7 supply chain lessons from Hyundai’s child labor problem

by David Shillingford

Amid the accusations and finger pointing at Hyundai for child labor violations, there are seven important and urgent lessons for supply chain leaders. Let me unpack them:

1. Almost all multinational companies today are prioritizing human rights risk. It is (or should be) a boardroom-level discussion for every company because of the level of reputational risk. And as more global legislation is put in place around forced labor, this increased compliance risk further increases the reputational risk. 

2. This type of risk has traditionally fallen within the purview of legal and compliance functions and more recently ESG groups. But leading companies are adding this expertise to their supply chain teams. If it is necessary to quickly sever ties with a supplier, that is both an operational risk and a reputational one.

What you can’t see can hurt you.

3. Analyzing Human Rights risk at the “country level” is a helpful filter but it is not enough. Child labor is most prevalent in low-income countries, but it is by no means only a low-income country problem. 

4. Using traditional ‘media monitoring’ is important but it is not enough. It is necessary to use built-for-purpose analytics that combine human and artificial intelligence to also monitor non-traditional digital and non-digital sources of information. In Hyundai’s case there was a public, digital record of a problem on August 22nd when the Department of Labor filed a complaint against SL Alabama LLC over child labor violations.
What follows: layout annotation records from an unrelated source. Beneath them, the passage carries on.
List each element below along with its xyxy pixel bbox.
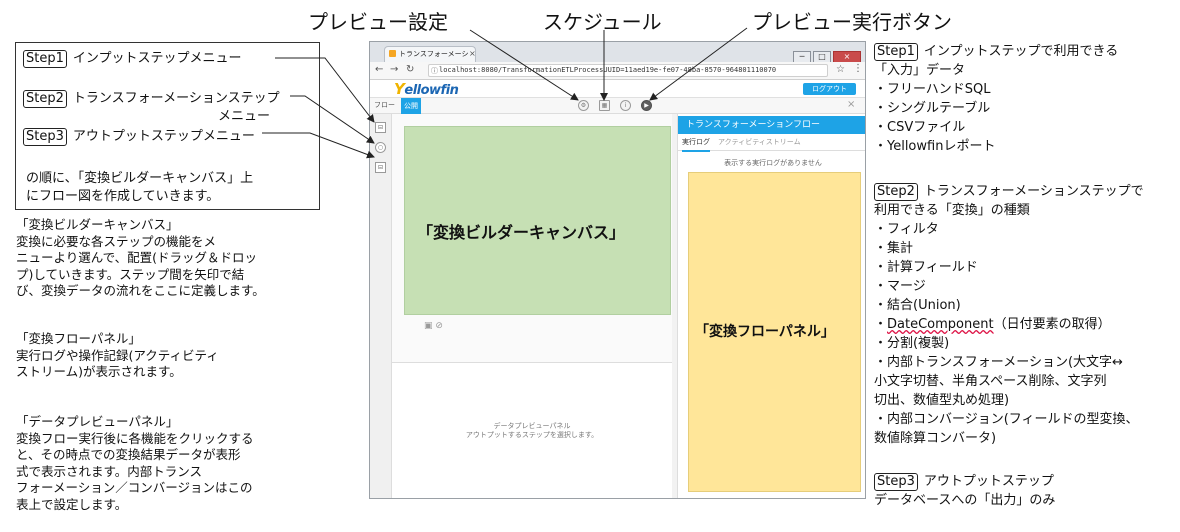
flow-panel-label: 「変換フローパネル」 (695, 324, 835, 340)
right-step1-tag: Step1 (874, 43, 918, 61)
right-step2-item: ・集計 (874, 241, 914, 256)
url-field[interactable]: localhost:8080/TransformationETLProcessU… (428, 64, 828, 77)
step-box-footer-1: の順に、「変換ビルダーキャンバス」上 (26, 171, 254, 186)
step2-text-cont: メニュー (218, 109, 271, 124)
right-step2-title: トランスフォーメーションステップで (923, 184, 1144, 199)
right-step2-tag: Step2 (874, 183, 918, 201)
canvas-label: 「変換ビルダーキャンバス」 (417, 223, 626, 242)
flow-menu-label[interactable]: フロー (374, 100, 395, 110)
tab-execution-log[interactable]: 実行ログ (682, 137, 710, 152)
right-step1-title2: 「入力」データ (874, 63, 966, 78)
yellowfin-favicon-icon (389, 50, 396, 57)
right-step2-item: ・内部トランスフォーメーション(大文字↔ (874, 355, 1123, 370)
step-menu-strip: ⊟ ○ ⊟ (370, 114, 392, 498)
preview-settings-icon[interactable]: ⚙ (578, 100, 589, 111)
right-step2-item: ・結合(Union) (874, 298, 961, 313)
right-step2-item: ・マージ (874, 279, 926, 294)
transformation-builder-canvas[interactable]: 「変換ビルダーキャンバス」 (404, 126, 671, 315)
builder-canvas-area: 「変換ビルダーキャンバス」 ▣ ⊘ データプレビューパネル アウトプットするステ… (392, 114, 672, 498)
right-step1-item: ・CSVファイル (874, 120, 966, 135)
data-preview-panel: データプレビューパネル アウトプットするステップを選択します。 (392, 362, 672, 498)
right-step2-item: 小文字切替、半角スペース削除、文字列 (874, 374, 1107, 389)
step3-line: Step3 アウトプットステップメニュー (23, 125, 255, 146)
step1-line: Step1 インプットステップメニュー (23, 47, 242, 68)
step-box-footer-2: にフロー図を作成していきます。 (26, 189, 220, 204)
browser-tab[interactable]: トランスフォーメーシ × (384, 46, 476, 62)
info-circle-icon[interactable]: i (620, 100, 631, 111)
callout-preview-settings: プレビュー設定 (308, 10, 448, 34)
browser-menu-icon[interactable]: ⋮ (853, 63, 863, 74)
tab-activity-stream[interactable]: アクティビティストリーム (718, 137, 801, 147)
right-step2-item: 切出、数値型丸め処理) (874, 393, 1010, 408)
browser-titlebar: トランスフォーメーシ × ─ □ × (370, 42, 865, 63)
step-menu-box: Step1 インプットステップメニュー Step2 トランスフォーメーションステップ… (15, 42, 320, 210)
step3-text: アウトプットステップメニュー (72, 129, 255, 144)
right-step2-item: ・フィルタ (874, 222, 939, 237)
preview-run-play-icon[interactable]: ▶ (641, 100, 652, 111)
right-step2-block: Step2 トランスフォーメーションステップで 利用できる「変換」の種類 ・フィル… (874, 182, 1144, 448)
bookmark-star-icon[interactable]: ☆ (836, 64, 845, 75)
input-step-icon[interactable]: ⊟ (375, 122, 386, 133)
datecomponent-desc: （日付要素の取得） (993, 317, 1111, 332)
transformation-flow-panel: トランスフォーメーションフロー 実行ログ アクティビティストリーム 表示する実行… (677, 114, 865, 498)
address-bar-row: ← → ↻ localhost:8080/TransformationETLPr… (370, 62, 865, 80)
right-step1-title: インプットステップで利用できる (923, 44, 1119, 59)
canvas-description: 「変換ビルダーキャンバス」 変換に必要な各ステップの機能をメ ニューより選んで、… (16, 217, 265, 298)
no-log-message: 表示する実行ログがありません (724, 159, 822, 167)
flow-tabs: 実行ログ アクティビティストリーム (678, 134, 865, 152)
right-step2-item: 数値除算コンバータ) (874, 431, 997, 446)
browser-window: トランスフォーメーシ × ─ □ × ← → ↻ localhost:8080/Tr… (369, 41, 866, 499)
right-step2-item: ・分割(複製) (874, 336, 950, 351)
preview-panel-description: 「データプレビューパネル」 変換フロー実行後に各機能をクリックする と、その時点… (16, 414, 254, 512)
right-step2-item: ・計算フィールド (874, 260, 978, 275)
publish-button[interactable]: 公開 (401, 98, 421, 114)
callout-preview-run-button: プレビュー実行ボタン (752, 10, 952, 34)
right-step2-item: ・DateComponent（日付要素の取得） (874, 317, 1111, 332)
right-step3-title: アウトプットステップ (923, 474, 1054, 489)
right-step1-item: ・Yellowfinレポート (874, 139, 996, 154)
right-step3-block: Step3 アウトプットステップ データベースへの「出力」のみ (874, 472, 1055, 510)
right-step3-tag: Step3 (874, 473, 918, 491)
right-step1-item: ・フリーハンドSQL (874, 82, 991, 97)
close-panel-icon[interactable]: × (847, 99, 855, 110)
datecomponent-term: DateComponent (887, 317, 994, 332)
right-step2-item: ・内部コンバージョン(フィールドの型変換、 (874, 412, 1139, 427)
info-icon: ⓘ (431, 67, 438, 75)
transformation-step-icon[interactable]: ○ (375, 142, 386, 153)
back-arrow-icon[interactable]: ← (375, 64, 383, 75)
step2-text: トランスフォーメーションステップ (72, 91, 280, 106)
window-controls: ─ □ × (791, 44, 861, 63)
output-step-icon[interactable]: ⊟ (375, 162, 386, 173)
step1-tag: Step1 (23, 50, 67, 68)
step2-tag: Step2 (23, 90, 67, 108)
tab-close-icon[interactable]: × (469, 47, 475, 61)
app-header: Yellowfin ログアウト (370, 80, 865, 98)
callout-schedule: スケジュール (543, 10, 662, 34)
step3-tag: Step3 (23, 128, 67, 146)
canvas-zoom-controls-icon[interactable]: ▣ ⊘ (424, 321, 443, 331)
schedule-icon[interactable]: ▦ (599, 100, 610, 111)
right-step2-title2: 利用できる「変換」の種類 (874, 203, 1030, 218)
flow-panel-description: 「変換フローパネル」 実行ログや操作記録(アクティビティ ストリーム)が表示され… (16, 331, 219, 379)
preview-placeholder-hint: アウトプットするステップを選択します。 (465, 431, 599, 439)
reload-icon[interactable]: ↻ (406, 64, 414, 75)
forward-arrow-icon[interactable]: → (390, 64, 398, 75)
step1-text: インプットステップメニュー (72, 51, 242, 66)
logout-button[interactable]: ログアウト (803, 83, 856, 95)
flow-panel-title: トランスフォーメーションフロー (678, 116, 865, 134)
yellowfin-logo: Yellowfin (394, 80, 459, 98)
flow-panel-content: 「変換フローパネル」 (688, 172, 861, 492)
right-step1-item: ・シングルテーブル (874, 101, 991, 116)
builder-toolbar: フロー 公開 ⚙ ▦ i ▶ × (370, 98, 865, 114)
tab-title: トランスフォーメーシ (399, 50, 469, 58)
right-step3-title2: データベースへの「出力」のみ (874, 493, 1056, 508)
right-step1-block: Step1 インプットステップで利用できる 「入力」データ ・フリーハンドSQL … (874, 42, 1118, 156)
5. Some of the finger-pointing is towards intermediaries. In supply chains, by definition, there is nearly always an intermediary, but this is no longer being taken as an excuse by both the public and by government agencies; the recent UFLPA legislation is an example.  Knowing your sub-tier supply base is no longer just valuable, it is necessary, and the technology exists to take on this significant challenge.

Ok, now what?

6. Knowing that there is a problem is the first step, but simply cutting ties with a supplier does not address the root cause. Hope for Justice is a great example of an organization that companies can partner with to make an impact in addressing this enormous challenge.

7. We as consumers have an important role to play. We cannot preach “Planet, People, and Profit” if we as consumers are not prepared to act differently. It’s hard to do because of the opaque nature of what we buy but we need to be more aware and ask more questions. 

This case offers supply chain executives an opportunity. It would be naïve to think that this problem can easily be solved, but it would be wrong to look the other way just because it’s hard.